なかには、「記憶を失うまで飲む」なんて酒豪の人もいるかもしれません
「飲酒」をはじめ、「喫煙」、「長時間のSNS」、「座りがちな生活スタイル」などは、すべて認知症のリスクを高める生活習慣です。
今回は、この中から、私たちが日々晩酌などで楽しんでいる「お酒」に着目したいと思います。
飲酒が認知症のリスクを高めるというと、患者さんからさまざまな質問が寄せられます。
「何杯までならセーフなのか」
「ちょっとは飲んだ方がいいのか」
「お酒の種類や一緒に食べるものによってリスクを下げることはできるのか」
こうした問いに対して一つ一つ、最新の研究を含め現代の医学でわかっていることをお答えしています。読者の皆さんにも認知症のリスクを下げるための「お酒との付き合い方」として考える一助になれば、と思っています。
アルコールが認知機能にどのような影響を与えるのか。
まずは、そのメカニズムから説明したいと思います。
ビタミンB1が欠乏する
アルコールと、アルコールを代謝する時に生成されるアセトアルデヒドという二日酔いの原因物質が脳の神経細胞にとって毒物です。

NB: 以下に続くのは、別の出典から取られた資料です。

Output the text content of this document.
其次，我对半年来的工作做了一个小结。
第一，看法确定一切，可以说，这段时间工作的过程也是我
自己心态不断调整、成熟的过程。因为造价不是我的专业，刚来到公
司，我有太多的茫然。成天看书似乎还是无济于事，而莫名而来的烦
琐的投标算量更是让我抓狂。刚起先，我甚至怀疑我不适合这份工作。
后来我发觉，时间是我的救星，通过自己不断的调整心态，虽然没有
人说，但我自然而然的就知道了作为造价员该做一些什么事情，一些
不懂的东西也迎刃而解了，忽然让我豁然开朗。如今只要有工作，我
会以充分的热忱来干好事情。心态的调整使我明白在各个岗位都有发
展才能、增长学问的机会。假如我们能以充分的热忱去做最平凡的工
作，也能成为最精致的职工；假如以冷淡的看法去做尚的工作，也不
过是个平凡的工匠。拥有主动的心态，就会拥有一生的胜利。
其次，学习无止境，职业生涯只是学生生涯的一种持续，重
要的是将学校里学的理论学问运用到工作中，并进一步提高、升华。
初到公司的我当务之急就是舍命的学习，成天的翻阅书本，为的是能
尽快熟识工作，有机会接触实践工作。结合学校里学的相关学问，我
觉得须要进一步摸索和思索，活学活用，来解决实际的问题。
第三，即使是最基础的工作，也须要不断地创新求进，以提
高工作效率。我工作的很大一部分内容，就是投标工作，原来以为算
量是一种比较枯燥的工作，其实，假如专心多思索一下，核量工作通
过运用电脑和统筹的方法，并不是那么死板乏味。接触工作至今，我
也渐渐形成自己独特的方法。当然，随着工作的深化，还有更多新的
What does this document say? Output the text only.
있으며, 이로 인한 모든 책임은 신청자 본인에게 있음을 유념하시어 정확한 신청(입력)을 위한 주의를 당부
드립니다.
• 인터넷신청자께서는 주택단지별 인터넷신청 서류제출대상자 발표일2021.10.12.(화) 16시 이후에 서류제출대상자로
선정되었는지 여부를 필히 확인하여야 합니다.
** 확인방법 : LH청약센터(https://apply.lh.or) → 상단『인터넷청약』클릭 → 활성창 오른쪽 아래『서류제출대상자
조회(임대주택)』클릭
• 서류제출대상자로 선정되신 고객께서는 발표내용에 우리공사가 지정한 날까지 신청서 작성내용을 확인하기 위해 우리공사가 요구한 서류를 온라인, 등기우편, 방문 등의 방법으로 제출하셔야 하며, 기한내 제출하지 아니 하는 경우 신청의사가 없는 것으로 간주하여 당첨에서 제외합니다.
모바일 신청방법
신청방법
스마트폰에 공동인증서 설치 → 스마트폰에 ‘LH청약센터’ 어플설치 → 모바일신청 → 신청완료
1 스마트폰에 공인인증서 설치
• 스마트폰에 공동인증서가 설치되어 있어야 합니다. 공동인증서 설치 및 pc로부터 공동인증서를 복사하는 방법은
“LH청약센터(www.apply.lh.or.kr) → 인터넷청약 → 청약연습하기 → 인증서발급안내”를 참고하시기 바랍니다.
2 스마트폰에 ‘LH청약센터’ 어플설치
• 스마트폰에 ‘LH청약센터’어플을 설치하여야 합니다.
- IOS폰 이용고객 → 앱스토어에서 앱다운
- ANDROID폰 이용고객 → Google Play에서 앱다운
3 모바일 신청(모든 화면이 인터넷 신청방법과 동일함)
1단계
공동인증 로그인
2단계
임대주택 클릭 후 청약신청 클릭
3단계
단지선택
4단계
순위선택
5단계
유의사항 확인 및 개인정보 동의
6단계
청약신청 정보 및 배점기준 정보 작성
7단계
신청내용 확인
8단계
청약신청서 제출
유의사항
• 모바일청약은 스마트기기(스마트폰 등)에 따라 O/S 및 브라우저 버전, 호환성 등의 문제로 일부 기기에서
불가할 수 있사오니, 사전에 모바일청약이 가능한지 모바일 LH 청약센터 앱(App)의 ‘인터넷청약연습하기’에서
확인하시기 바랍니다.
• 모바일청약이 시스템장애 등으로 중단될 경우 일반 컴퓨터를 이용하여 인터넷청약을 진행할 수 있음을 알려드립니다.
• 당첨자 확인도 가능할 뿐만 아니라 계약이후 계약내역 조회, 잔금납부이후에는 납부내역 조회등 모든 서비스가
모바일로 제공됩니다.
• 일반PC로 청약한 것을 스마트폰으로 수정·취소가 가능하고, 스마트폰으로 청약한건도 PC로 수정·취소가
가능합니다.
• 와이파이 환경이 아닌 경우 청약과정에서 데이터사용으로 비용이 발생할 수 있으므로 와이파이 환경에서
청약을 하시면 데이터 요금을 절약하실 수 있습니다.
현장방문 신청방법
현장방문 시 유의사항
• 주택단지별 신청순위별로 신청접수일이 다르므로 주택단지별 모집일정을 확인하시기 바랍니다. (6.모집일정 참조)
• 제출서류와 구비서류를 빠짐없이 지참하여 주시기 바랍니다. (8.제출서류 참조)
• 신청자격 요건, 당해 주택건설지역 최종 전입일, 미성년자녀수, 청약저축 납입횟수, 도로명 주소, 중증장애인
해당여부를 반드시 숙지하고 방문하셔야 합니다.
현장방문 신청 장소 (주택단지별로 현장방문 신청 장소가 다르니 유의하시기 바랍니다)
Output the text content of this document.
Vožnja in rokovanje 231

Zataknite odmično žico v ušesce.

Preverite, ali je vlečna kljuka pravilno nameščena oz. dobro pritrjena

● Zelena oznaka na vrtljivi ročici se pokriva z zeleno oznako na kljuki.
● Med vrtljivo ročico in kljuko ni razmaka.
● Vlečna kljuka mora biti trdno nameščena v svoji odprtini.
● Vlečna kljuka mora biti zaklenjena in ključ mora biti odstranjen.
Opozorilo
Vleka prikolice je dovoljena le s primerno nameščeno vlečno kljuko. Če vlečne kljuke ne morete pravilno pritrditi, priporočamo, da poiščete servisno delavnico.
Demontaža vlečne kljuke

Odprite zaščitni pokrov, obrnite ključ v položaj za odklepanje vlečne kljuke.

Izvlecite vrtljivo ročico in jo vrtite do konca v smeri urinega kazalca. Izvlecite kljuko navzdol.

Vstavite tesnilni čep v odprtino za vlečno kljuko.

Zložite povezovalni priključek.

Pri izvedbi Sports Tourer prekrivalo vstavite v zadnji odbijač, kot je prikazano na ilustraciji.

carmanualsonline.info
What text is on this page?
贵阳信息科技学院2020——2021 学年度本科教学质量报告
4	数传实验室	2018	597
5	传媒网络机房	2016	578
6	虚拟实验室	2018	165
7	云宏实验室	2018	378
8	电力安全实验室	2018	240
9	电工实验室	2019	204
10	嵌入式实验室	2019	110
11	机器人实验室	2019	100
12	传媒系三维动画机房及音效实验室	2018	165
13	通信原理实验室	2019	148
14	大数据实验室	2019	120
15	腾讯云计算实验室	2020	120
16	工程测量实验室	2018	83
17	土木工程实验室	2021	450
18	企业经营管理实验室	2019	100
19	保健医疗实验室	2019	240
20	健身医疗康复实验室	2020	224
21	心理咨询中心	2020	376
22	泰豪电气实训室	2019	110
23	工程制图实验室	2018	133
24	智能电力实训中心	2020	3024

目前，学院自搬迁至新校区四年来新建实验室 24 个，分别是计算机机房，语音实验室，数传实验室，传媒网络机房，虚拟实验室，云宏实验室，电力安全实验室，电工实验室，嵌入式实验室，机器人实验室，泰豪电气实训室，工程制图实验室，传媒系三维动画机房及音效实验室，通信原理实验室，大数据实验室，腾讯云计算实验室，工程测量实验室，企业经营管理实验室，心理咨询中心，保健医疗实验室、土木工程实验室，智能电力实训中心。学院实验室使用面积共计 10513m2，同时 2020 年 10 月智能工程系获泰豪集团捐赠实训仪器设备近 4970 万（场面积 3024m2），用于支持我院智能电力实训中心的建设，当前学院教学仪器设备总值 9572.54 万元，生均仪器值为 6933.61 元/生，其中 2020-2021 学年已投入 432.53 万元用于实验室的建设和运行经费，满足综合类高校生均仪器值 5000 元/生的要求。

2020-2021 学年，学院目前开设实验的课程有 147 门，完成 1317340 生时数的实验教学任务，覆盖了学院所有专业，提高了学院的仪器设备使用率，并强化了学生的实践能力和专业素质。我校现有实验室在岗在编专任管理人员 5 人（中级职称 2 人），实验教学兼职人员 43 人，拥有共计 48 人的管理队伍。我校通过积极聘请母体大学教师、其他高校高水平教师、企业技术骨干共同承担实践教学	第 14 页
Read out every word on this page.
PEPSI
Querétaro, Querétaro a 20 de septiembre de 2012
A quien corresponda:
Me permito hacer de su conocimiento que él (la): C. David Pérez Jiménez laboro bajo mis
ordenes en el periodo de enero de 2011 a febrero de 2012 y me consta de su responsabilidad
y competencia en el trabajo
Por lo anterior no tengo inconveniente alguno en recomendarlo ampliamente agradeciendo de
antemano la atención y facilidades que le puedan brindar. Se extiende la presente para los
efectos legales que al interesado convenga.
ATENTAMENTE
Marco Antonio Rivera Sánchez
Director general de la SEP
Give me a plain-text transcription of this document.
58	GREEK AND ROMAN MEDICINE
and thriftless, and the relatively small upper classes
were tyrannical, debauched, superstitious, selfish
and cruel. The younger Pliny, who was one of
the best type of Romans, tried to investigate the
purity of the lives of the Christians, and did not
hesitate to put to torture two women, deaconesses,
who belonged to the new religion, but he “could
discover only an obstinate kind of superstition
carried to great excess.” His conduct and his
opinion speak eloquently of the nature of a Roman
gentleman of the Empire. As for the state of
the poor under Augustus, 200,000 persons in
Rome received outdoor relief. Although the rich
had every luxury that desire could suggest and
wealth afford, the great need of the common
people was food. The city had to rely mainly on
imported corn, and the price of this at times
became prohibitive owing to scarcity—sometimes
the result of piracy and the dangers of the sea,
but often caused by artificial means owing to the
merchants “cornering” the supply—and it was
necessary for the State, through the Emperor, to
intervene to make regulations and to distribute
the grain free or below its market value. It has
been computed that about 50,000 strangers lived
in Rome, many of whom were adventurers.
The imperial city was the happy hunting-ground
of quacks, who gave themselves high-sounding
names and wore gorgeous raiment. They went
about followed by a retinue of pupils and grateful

飲酒が原因で健康を害する患者さんは、脳の部位でも記憶を司る「海馬」や理性を司る「前頭前野」にダメージを受けることが多いです。
例えば、前頭前野の機能が低下すると、怒りっぽくなったり、涙もろくなったり、と感情のコントロールが利かなくなります。
海馬の機能が低下すると、怒りっぽくなったり、涙もろくなったり、と感情のコントロールが利かなくなります。
脳の神経細胞はブドウ糖をエネルギー源としていますが、ビタミンB1は糖質からエネルギーをつくり出す際に必須の栄養素です。
ところが、アルコールを摂取するとビタミンB1を大量に消費してしまいます。ビタミンB1の欠乏によって、脳のエネルギー不足を引き起こし、認知症を発症するリスクが高まるのです。
ですから、お酒を飲む人ほどおつまみ程度で済ませずに、バランスのいい食事を摂ることを心掛けてほしいと思います。
また、お酒は血管にも影響を与えます。
飲酒を続けると、心臓から酸素や栄養を全身に供給する動脈が硬化します。これはタバコにも言えることなのですが、血液の巡りが悪くなることで、脳へのダメージが出やすくなるのです。
脳の血管を水道管に例えると、水道管の中の錆を増やすようなイメージですね。